Does the Pledge thus (in a lesser way than a full license) inscribe its scientific rationality on the commons it creates?
# Response: Yes and no. If ‘pledging’ plant varieties means that they have to conform to particular standards and metrics e.g. be novel, then, yes, certain scientific values are inscribed on the commons created by the pledge.
## However, open source as a legally recognisable concept provides the means to define a boundary against the external world, which does not in and of itself determine the internal social organisation. Open source borrows from the modern nation state’s conceptual and jurisprudential tool box to be able to set and defend the boundaries of a commons that would otherwise run the risk of being crushed and ignored. It does not necessarily have to inscribe scientific rationality.
There are also concerns with regard to misappropriation: will a license or pledge hold up in court? Is it important? And even if not, will placing seeds in an ‘official’ commons make misappropriation easier and facilitate ‘trait mining’?

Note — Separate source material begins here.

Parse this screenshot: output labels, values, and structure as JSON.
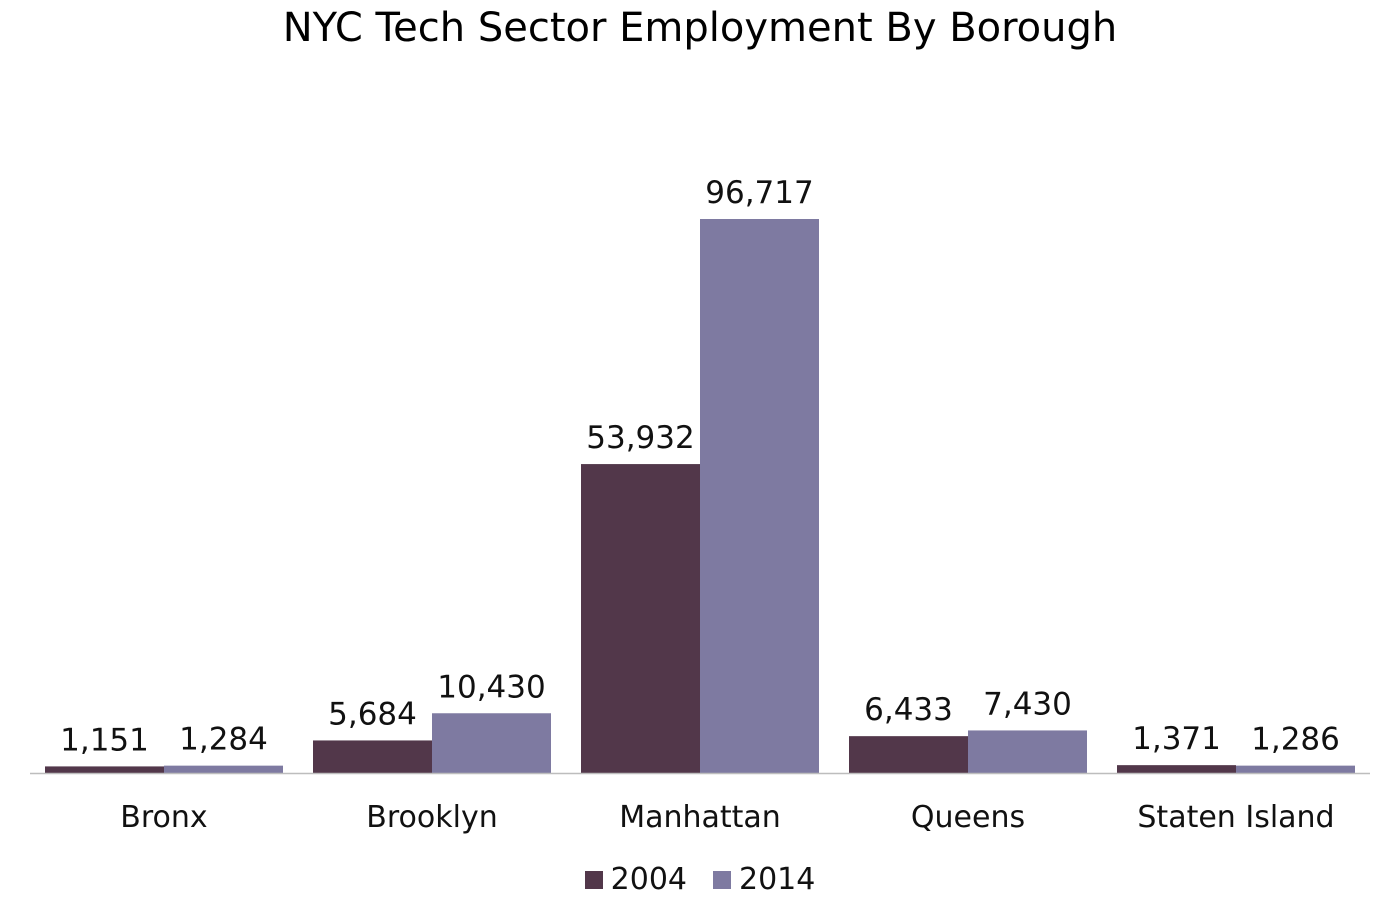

# Response: For some Open Source Seed systems it will be important to police and enforce their legal boundaries, while for others defending the external boundary is less important than the internal community building that shared and declared values underpin. If an Open Source Seed system provides database access, then yes, all the data it permits access to can be appropriated by those who can access it. Again, this will be a priority to pursue for some, while for others it might not. Further debate and exchange of experiences is necessary to explore this point.

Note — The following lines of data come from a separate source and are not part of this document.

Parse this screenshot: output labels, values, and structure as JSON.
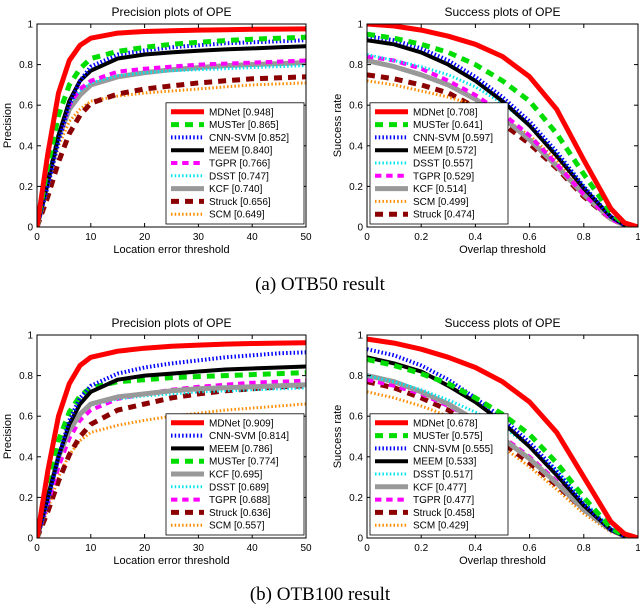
{
  "figure": {
    "captions": [
      "(a) OTB50 result",
      "(b) OTB100 result"
    ]
  },
  "series_styles": {
    "MDNet": {
      "color": "#ff0000",
      "dash": "solid",
      "width": 5
    },
    "MUSTer": {
      "color": "#00dd00",
      "dash": "dashed",
      "width": 5
    },
    "CNN-SVM": {
      "color": "#0000ff",
      "dash": "dotted",
      "width": 4
    },
    "MEEM": {
      "color": "#000000",
      "dash": "solid",
      "width": 4
    },
    "TGPR": {
      "color": "#ff00ff",
      "dash": "dashed",
      "width": 4
    },
    "DSST": {
      "color": "#00e5ee",
      "dash": "dotted",
      "width": 3
    },
    "KCF": {
      "color": "#999999",
      "dash": "solid",
      "width": 5
    },
    "Struck": {
      "color": "#8b0000",
      "dash": "dashed",
      "width": 5
    },
    "SCM": {
      "color": "#ff8c00",
      "dash": "dotted",
      "width": 3
    }
  },
  "chart_data": [
    {
      "type": "line",
      "kind": "precision",
      "title": "Precision plots of OPE",
      "xlabel": "Location error threshold",
      "ylabel": "Precision",
      "xlim": [
        0,
        50
      ],
      "ylim": [
        0,
        1
      ],
      "xticks": [
        "0",
        "10",
        "20",
        "30",
        "40",
        "50"
      ],
      "yticks": [
        "0",
        "0.2",
        "0.4",
        "0.6",
        "0.8",
        "1"
      ],
      "legend_position": "bottom-right",
      "x": [
        0,
        2,
        4,
        6,
        8,
        10,
        15,
        20,
        25,
        30,
        35,
        40,
        45,
        50
      ],
      "series": [
        {
          "name": "MDNet",
          "legend": "MDNet [0.948]",
          "values": [
            0,
            0.36,
            0.66,
            0.82,
            0.895,
            0.93,
            0.955,
            0.963,
            0.967,
            0.97,
            0.972,
            0.974,
            0.975,
            0.976
          ]
        },
        {
          "name": "MUSTer",
          "legend": "MUSTer [0.865]",
          "values": [
            0,
            0.3,
            0.55,
            0.7,
            0.78,
            0.83,
            0.865,
            0.885,
            0.9,
            0.91,
            0.918,
            0.925,
            0.93,
            0.935
          ]
        },
        {
          "name": "CNN-SVM",
          "legend": "CNN-SVM [0.852]",
          "values": [
            0,
            0.2,
            0.42,
            0.6,
            0.72,
            0.79,
            0.85,
            0.87,
            0.885,
            0.895,
            0.905,
            0.91,
            0.915,
            0.92
          ]
        },
        {
          "name": "MEEM",
          "legend": "MEEM [0.840]",
          "values": [
            0,
            0.22,
            0.45,
            0.62,
            0.72,
            0.77,
            0.83,
            0.85,
            0.86,
            0.868,
            0.875,
            0.88,
            0.885,
            0.89
          ]
        },
        {
          "name": "TGPR",
          "legend": "TGPR [0.766]",
          "values": [
            0,
            0.22,
            0.45,
            0.6,
            0.68,
            0.72,
            0.765,
            0.78,
            0.79,
            0.8,
            0.805,
            0.81,
            0.815,
            0.82
          ]
        },
        {
          "name": "DSST",
          "legend": "DSST [0.747]",
          "values": [
            0,
            0.25,
            0.47,
            0.6,
            0.67,
            0.71,
            0.745,
            0.76,
            0.77,
            0.775,
            0.78,
            0.785,
            0.79,
            0.795
          ]
        },
        {
          "name": "KCF",
          "legend": "KCF [0.740]",
          "values": [
            0,
            0.22,
            0.44,
            0.58,
            0.65,
            0.7,
            0.74,
            0.76,
            0.775,
            0.785,
            0.795,
            0.8,
            0.805,
            0.81
          ]
        },
        {
          "name": "Struck",
          "legend": "Struck [0.656]",
          "values": [
            0,
            0.15,
            0.32,
            0.46,
            0.55,
            0.61,
            0.655,
            0.68,
            0.695,
            0.71,
            0.72,
            0.73,
            0.735,
            0.74
          ]
        },
        {
          "name": "SCM",
          "legend": "SCM [0.649]",
          "values": [
            0,
            0.2,
            0.4,
            0.52,
            0.58,
            0.62,
            0.645,
            0.66,
            0.67,
            0.68,
            0.69,
            0.7,
            0.705,
            0.71
          ]
        }
      ]
    },
    {
      "type": "line",
      "kind": "success",
      "title": "Success plots of OPE",
      "xlabel": "Overlap threshold",
      "ylabel": "Success rate",
      "xlim": [
        0,
        1
      ],
      "ylim": [
        0,
        1
      ],
      "xticks": [
        "0",
        "0.2",
        "0.4",
        "0.6",
        "0.8",
        "1"
      ],
      "yticks": [
        "0",
        "0.2",
        "0.4",
        "0.6",
        "0.8",
        "1"
      ],
      "legend_position": "bottom-left",
      "x": [
        0,
        0.1,
        0.2,
        0.3,
        0.4,
        0.5,
        0.6,
        0.7,
        0.8,
        0.9,
        0.95,
        1.0
      ],
      "series": [
        {
          "name": "MDNet",
          "legend": "MDNet [0.708]",
          "values": [
            1.0,
            0.99,
            0.97,
            0.94,
            0.9,
            0.84,
            0.74,
            0.58,
            0.33,
            0.09,
            0.02,
            0
          ]
        },
        {
          "name": "MUSTer",
          "legend": "MUSTer [0.641]",
          "values": [
            0.95,
            0.93,
            0.9,
            0.86,
            0.8,
            0.72,
            0.62,
            0.46,
            0.26,
            0.07,
            0.015,
            0
          ]
        },
        {
          "name": "CNN-SVM",
          "legend": "CNN-SVM [0.597]",
          "values": [
            0.94,
            0.92,
            0.88,
            0.82,
            0.74,
            0.64,
            0.52,
            0.37,
            0.2,
            0.05,
            0.01,
            0
          ]
        },
        {
          "name": "MEEM",
          "legend": "MEEM [0.572]",
          "values": [
            0.92,
            0.9,
            0.86,
            0.8,
            0.72,
            0.62,
            0.5,
            0.35,
            0.19,
            0.05,
            0.01,
            0
          ]
        },
        {
          "name": "DSST",
          "legend": "DSST [0.557]",
          "values": [
            0.85,
            0.82,
            0.79,
            0.75,
            0.69,
            0.61,
            0.5,
            0.36,
            0.2,
            0.05,
            0.01,
            0
          ]
        },
        {
          "name": "TGPR",
          "legend": "TGPR [0.529]",
          "values": [
            0.84,
            0.82,
            0.78,
            0.72,
            0.65,
            0.56,
            0.45,
            0.31,
            0.16,
            0.04,
            0.01,
            0
          ]
        },
        {
          "name": "KCF",
          "legend": "KCF [0.514]",
          "values": [
            0.82,
            0.79,
            0.75,
            0.7,
            0.63,
            0.54,
            0.43,
            0.3,
            0.16,
            0.04,
            0.01,
            0
          ]
        },
        {
          "name": "SCM",
          "legend": "SCM [0.499]",
          "values": [
            0.72,
            0.7,
            0.67,
            0.64,
            0.6,
            0.54,
            0.45,
            0.33,
            0.18,
            0.05,
            0.01,
            0
          ]
        },
        {
          "name": "Struck",
          "legend": "Struck [0.474]",
          "values": [
            0.75,
            0.73,
            0.7,
            0.66,
            0.59,
            0.51,
            0.41,
            0.29,
            0.15,
            0.04,
            0.01,
            0
          ]
        }
      ]
    },
    {
      "type": "line",
      "kind": "precision",
      "title": "Precision plots of OPE",
      "xlabel": "Location error threshold",
      "ylabel": "Precision",
      "xlim": [
        0,
        50
      ],
      "ylim": [
        0,
        1
      ],
      "xticks": [
        "0",
        "10",
        "20",
        "30",
        "40",
        "50"
      ],
      "yticks": [
        "0",
        "0.2",
        "0.4",
        "0.6",
        "0.8",
        "1"
      ],
      "legend_position": "bottom-right",
      "x": [
        0,
        2,
        4,
        6,
        8,
        10,
        15,
        20,
        25,
        30,
        35,
        40,
        45,
        50
      ],
      "series": [
        {
          "name": "MDNet",
          "legend": "MDNet [0.909]",
          "values": [
            0,
            0.33,
            0.6,
            0.76,
            0.85,
            0.89,
            0.92,
            0.935,
            0.945,
            0.95,
            0.955,
            0.958,
            0.96,
            0.962
          ]
        },
        {
          "name": "CNN-SVM",
          "legend": "CNN-SVM [0.814]",
          "values": [
            0,
            0.18,
            0.4,
            0.58,
            0.69,
            0.75,
            0.81,
            0.84,
            0.86,
            0.875,
            0.89,
            0.9,
            0.91,
            0.915
          ]
        },
        {
          "name": "MEEM",
          "legend": "MEEM [0.786]",
          "values": [
            0,
            0.2,
            0.4,
            0.56,
            0.66,
            0.72,
            0.78,
            0.8,
            0.81,
            0.82,
            0.83,
            0.835,
            0.84,
            0.845
          ]
        },
        {
          "name": "MUSTer",
          "legend": "MUSTer [0.774]",
          "values": [
            0,
            0.25,
            0.48,
            0.62,
            0.7,
            0.74,
            0.77,
            0.78,
            0.79,
            0.795,
            0.8,
            0.805,
            0.81,
            0.815
          ]
        },
        {
          "name": "KCF",
          "legend": "KCF [0.695]",
          "values": [
            0,
            0.2,
            0.4,
            0.53,
            0.61,
            0.66,
            0.695,
            0.71,
            0.725,
            0.735,
            0.74,
            0.745,
            0.75,
            0.755
          ]
        },
        {
          "name": "DSST",
          "legend": "DSST [0.689]",
          "values": [
            0,
            0.22,
            0.42,
            0.54,
            0.61,
            0.655,
            0.685,
            0.7,
            0.71,
            0.72,
            0.725,
            0.73,
            0.735,
            0.74
          ]
        },
        {
          "name": "TGPR",
          "legend": "TGPR [0.688]",
          "values": [
            0,
            0.17,
            0.35,
            0.49,
            0.58,
            0.63,
            0.685,
            0.71,
            0.73,
            0.745,
            0.755,
            0.765,
            0.77,
            0.775
          ]
        },
        {
          "name": "Struck",
          "legend": "Struck [0.636]",
          "values": [
            0,
            0.13,
            0.28,
            0.41,
            0.5,
            0.56,
            0.63,
            0.66,
            0.69,
            0.71,
            0.725,
            0.735,
            0.745,
            0.75
          ]
        },
        {
          "name": "SCM",
          "legend": "SCM [0.557]",
          "values": [
            0,
            0.14,
            0.3,
            0.41,
            0.48,
            0.52,
            0.555,
            0.58,
            0.6,
            0.615,
            0.63,
            0.64,
            0.65,
            0.66
          ]
        }
      ]
    },
    {
      "type": "line",
      "kind": "success",
      "title": "Success plots of OPE",
      "xlabel": "Overlap threshold",
      "ylabel": "Success rate",
      "xlim": [
        0,
        1
      ],
      "ylim": [
        0,
        1
      ],
      "xticks": [
        "0",
        "0.2",
        "0.4",
        "0.6",
        "0.8",
        "1"
      ],
      "yticks": [
        "0",
        "0.2",
        "0.4",
        "0.6",
        "0.8",
        "1"
      ],
      "legend_position": "bottom-left",
      "x": [
        0,
        0.1,
        0.2,
        0.3,
        0.4,
        0.5,
        0.6,
        0.7,
        0.8,
        0.9,
        0.95,
        1.0
      ],
      "series": [
        {
          "name": "MDNet",
          "legend": "MDNet [0.678]",
          "values": [
            0.98,
            0.96,
            0.93,
            0.89,
            0.84,
            0.77,
            0.67,
            0.52,
            0.3,
            0.08,
            0.02,
            0
          ]
        },
        {
          "name": "MUSTer",
          "legend": "MUSTer [0.575]",
          "values": [
            0.88,
            0.85,
            0.81,
            0.76,
            0.69,
            0.61,
            0.51,
            0.37,
            0.2,
            0.05,
            0.01,
            0
          ]
        },
        {
          "name": "CNN-SVM",
          "legend": "CNN-SVM [0.555]",
          "values": [
            0.93,
            0.9,
            0.85,
            0.78,
            0.69,
            0.59,
            0.47,
            0.33,
            0.17,
            0.04,
            0.01,
            0
          ]
        },
        {
          "name": "MEEM",
          "legend": "MEEM [0.533]",
          "values": [
            0.89,
            0.86,
            0.82,
            0.75,
            0.67,
            0.57,
            0.45,
            0.31,
            0.16,
            0.04,
            0.01,
            0
          ]
        },
        {
          "name": "DSST",
          "legend": "DSST [0.517]",
          "values": [
            0.8,
            0.77,
            0.73,
            0.68,
            0.62,
            0.55,
            0.45,
            0.33,
            0.18,
            0.05,
            0.01,
            0
          ]
        },
        {
          "name": "KCF",
          "legend": "KCF [0.477]",
          "values": [
            0.8,
            0.77,
            0.72,
            0.66,
            0.58,
            0.49,
            0.39,
            0.27,
            0.14,
            0.04,
            0.01,
            0
          ]
        },
        {
          "name": "TGPR",
          "legend": "TGPR [0.477]",
          "values": [
            0.78,
            0.75,
            0.71,
            0.65,
            0.58,
            0.5,
            0.4,
            0.28,
            0.15,
            0.04,
            0.01,
            0
          ]
        },
        {
          "name": "Struck",
          "legend": "Struck [0.458]",
          "values": [
            0.77,
            0.74,
            0.69,
            0.63,
            0.55,
            0.47,
            0.37,
            0.26,
            0.14,
            0.04,
            0.01,
            0
          ]
        },
        {
          "name": "SCM",
          "legend": "SCM [0.429]",
          "values": [
            0.72,
            0.69,
            0.65,
            0.6,
            0.53,
            0.45,
            0.35,
            0.24,
            0.12,
            0.03,
            0.01,
            0
          ]
        }
      ]
    }
  ]
}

OK, you have almost convinced me about the whole Open Source Seed thing, except: Who is going to pay for it all, variety protection and patents ensure remuneration for the hard work involved in breeding?
# Response: Free/Open Source Software has shown that freely sharing source code is a viable business model that allows for selling services around your creations: after all you are likely among the top experts on matters concerning your own work. In the past many plant breeders never relied exclusively on direct remuneration for their breeding efforts and the Open Source Seed community side with the many NGOs, policy makers and growing network that consider plant breeding a public concern that must be organised as a public good with public funds and support for breeders, who can sell seeds, services and expertise to sustain their livelihoods.